AN R&D 100 Award-winning technology will help the world move away from a fossil-fuel-based electricity supply. Sustaining natural resources, reducing carbon emissions, and stabilizing greenhouse gas levels are essential in the face of global warming.
One of the most attractive solutions for humankind’s future energy needs is controlled thermonuclear fusion. Controlled fusion with magnetically confined plasmas in a doughnut-shaped tokamak is actively being pursued by countries worldwide to bring this energy source to fruition.
However, one problem that has yet to be resolved is the safe dissipation of the power exhaust from the hot plasma in a commercial tokamak reactor: hundreds of megawatts of power are released in the form of charged particles that must be accommodated in the reactor chamber. The general approach to solving this problem was identified decades ago and consists of creating a magnetically guided exhaust channel that diverts the plasma from the walls of the chamber and directs it to thermally and mechanically hardened and actively cooled absorbers. This component of a tokamak reactor is called the “divertor.”
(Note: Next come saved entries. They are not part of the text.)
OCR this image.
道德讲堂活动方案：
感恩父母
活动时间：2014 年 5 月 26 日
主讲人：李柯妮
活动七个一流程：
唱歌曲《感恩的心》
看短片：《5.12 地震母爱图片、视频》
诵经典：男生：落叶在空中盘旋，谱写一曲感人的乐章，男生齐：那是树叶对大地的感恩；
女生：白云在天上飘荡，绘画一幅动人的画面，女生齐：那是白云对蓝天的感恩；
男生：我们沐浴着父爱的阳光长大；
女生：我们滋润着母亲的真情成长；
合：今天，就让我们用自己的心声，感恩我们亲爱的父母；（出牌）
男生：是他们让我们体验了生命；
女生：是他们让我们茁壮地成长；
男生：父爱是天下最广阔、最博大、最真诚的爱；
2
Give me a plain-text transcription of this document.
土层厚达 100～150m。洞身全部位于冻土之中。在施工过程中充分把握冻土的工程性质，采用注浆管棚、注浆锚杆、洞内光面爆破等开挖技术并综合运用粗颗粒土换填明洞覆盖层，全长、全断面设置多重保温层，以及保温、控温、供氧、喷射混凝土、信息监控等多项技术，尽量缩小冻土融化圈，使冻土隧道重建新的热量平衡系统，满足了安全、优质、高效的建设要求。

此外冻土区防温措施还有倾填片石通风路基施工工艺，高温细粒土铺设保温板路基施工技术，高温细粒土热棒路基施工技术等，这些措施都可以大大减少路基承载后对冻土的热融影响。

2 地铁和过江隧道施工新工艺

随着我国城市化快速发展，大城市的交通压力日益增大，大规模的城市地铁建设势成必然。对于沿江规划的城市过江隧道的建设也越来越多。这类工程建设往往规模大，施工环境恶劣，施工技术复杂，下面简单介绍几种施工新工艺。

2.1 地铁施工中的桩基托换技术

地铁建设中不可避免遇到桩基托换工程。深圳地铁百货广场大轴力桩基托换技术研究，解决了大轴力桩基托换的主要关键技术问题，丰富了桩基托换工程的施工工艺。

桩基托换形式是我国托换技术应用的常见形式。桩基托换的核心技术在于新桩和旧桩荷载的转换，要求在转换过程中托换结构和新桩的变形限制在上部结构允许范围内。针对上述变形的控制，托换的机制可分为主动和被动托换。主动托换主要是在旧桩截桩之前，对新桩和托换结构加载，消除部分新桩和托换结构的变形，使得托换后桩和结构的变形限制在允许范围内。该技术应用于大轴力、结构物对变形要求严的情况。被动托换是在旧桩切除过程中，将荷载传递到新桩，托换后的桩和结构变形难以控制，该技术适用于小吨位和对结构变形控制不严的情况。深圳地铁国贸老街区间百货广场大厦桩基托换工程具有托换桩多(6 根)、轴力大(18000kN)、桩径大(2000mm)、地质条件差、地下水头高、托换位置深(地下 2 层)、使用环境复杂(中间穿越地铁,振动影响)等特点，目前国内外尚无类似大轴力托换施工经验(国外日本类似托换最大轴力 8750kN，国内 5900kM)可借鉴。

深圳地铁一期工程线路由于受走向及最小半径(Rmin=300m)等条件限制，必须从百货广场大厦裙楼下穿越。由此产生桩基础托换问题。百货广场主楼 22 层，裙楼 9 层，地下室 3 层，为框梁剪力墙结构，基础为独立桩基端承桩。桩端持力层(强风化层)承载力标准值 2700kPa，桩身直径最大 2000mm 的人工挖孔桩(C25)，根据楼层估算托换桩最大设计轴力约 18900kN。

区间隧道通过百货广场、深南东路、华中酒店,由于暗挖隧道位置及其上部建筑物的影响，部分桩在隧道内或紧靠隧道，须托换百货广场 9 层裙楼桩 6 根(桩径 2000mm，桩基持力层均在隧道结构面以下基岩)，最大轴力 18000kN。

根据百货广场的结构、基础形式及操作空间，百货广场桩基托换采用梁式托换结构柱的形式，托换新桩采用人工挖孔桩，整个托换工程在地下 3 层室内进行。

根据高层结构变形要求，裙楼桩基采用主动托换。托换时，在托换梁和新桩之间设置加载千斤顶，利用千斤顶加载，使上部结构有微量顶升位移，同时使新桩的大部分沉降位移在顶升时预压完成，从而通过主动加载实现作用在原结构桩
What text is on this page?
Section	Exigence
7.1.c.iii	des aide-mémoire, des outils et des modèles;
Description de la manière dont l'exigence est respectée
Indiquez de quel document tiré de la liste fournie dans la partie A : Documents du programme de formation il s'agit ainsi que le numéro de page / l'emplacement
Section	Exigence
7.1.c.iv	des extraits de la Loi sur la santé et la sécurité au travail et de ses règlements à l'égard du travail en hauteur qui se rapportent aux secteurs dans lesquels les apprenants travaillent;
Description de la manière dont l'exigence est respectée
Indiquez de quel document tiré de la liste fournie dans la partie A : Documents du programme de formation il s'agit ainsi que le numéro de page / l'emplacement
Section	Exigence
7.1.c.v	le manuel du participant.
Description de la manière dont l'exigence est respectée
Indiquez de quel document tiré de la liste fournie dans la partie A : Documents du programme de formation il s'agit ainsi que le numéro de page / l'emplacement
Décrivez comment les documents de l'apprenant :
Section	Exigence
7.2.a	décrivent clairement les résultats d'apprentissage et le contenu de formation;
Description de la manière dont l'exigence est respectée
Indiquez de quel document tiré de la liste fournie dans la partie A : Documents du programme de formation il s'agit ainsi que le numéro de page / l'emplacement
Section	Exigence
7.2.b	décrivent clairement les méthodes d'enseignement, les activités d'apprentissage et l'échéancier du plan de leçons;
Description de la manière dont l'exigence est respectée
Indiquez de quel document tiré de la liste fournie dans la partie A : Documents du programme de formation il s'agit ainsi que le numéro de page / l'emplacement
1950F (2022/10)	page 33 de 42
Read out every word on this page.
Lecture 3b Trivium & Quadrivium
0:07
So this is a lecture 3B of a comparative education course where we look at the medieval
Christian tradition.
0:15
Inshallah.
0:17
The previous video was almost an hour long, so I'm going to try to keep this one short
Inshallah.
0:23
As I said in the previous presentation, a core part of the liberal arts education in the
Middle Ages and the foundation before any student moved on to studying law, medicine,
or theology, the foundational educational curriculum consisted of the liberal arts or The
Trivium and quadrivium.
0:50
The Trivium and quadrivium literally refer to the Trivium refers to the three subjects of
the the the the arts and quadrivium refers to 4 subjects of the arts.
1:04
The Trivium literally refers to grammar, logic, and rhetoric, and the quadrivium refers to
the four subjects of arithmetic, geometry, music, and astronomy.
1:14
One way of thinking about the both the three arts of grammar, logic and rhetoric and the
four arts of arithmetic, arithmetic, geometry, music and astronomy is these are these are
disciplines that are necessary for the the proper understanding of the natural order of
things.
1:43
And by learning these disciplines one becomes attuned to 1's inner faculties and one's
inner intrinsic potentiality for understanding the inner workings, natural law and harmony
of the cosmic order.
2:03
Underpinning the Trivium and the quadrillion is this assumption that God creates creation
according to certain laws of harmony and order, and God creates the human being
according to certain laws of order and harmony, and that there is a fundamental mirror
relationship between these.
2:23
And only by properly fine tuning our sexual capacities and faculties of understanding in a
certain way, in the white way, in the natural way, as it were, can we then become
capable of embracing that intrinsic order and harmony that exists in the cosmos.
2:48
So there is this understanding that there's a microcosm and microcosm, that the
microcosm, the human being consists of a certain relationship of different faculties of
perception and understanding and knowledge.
The design of a standard divertor is sufficient for the lower power densities of existing experimental tokamak research facilities. However, despite significant effort, a steady-state, practical method has not been found to spread the heat over a large enough surface to reduce the power density to a manageable level for a future commercial reactor. The characteristic power load would be about 100 megawatts per square meter—more than is generated on the surface of the Sun. No materials could survive the exposure to such heat fluxes.
A Simple Solution
“Our ‘snowflake’ power divertor uses a newly discovered configuration of the divertor magnetic field,” says Ryutov. This configuration spreads out the magnetic field in a shape reminiscent of a snowflake. The magnetic field lines spread the exhaust over a larger area, effectively reducing the heat flux by a factor of 10 to a manageable 10 megawatts per square meter.
The distribution and magnitude of the heat fluxes in the divertor are determined by the shape of the poloidal magnetic field—the component of the magnetic field that loops through the hole of the tokamak doughnut. In the new configuration, a large zone of a very weak poloidal magnetic field is created in the divertor. This zone induces a large flaring of the plasma flow and dramatically decreases the heat fluxes in the divertor.
“The redistribution is technologically simple but remained unnoticed prior to our discovery and subsequent publications,” says Ryutov. The figure below illustrates the snowflake power divertor at work on the National Spherical Torus Experiment at PPPL. This effort was led by Livermore’s Vsevolod Soukhanovskii, who is on a long-term assignment at PPPL.
The snowflake divertor also has been tested on an experimental tokamak at CRPP. (See the figure below.) The tokamaks at PPPL and CRPP have quite different plasma shapes, but in both of them, the confinement of the hot core plasma remained good when the snowflake configuration was achieved. In both facilities, the control systems allowed experimentalists to maintain the plasma configuration close to the snowflake shape for extended periods. Says Ryutov, “We are pleased that the snowflake configuration has proven to be so flexible.”
This exciting technology has been well received. Several new experimental tokamak facilities plan to install the snowflake power divertor. One facility is an upgraded version of the existing experimental facility at PPPL, whose higher magnetic current and power will serve as a testing ground for fusion reactors still in the planning phase. Other tokamaks that will incorporate the snowflake power divertor are being designed in Italy and China.
Key Words: fusion energy, R&D 100 Award, snowflake power divertor, tokamak.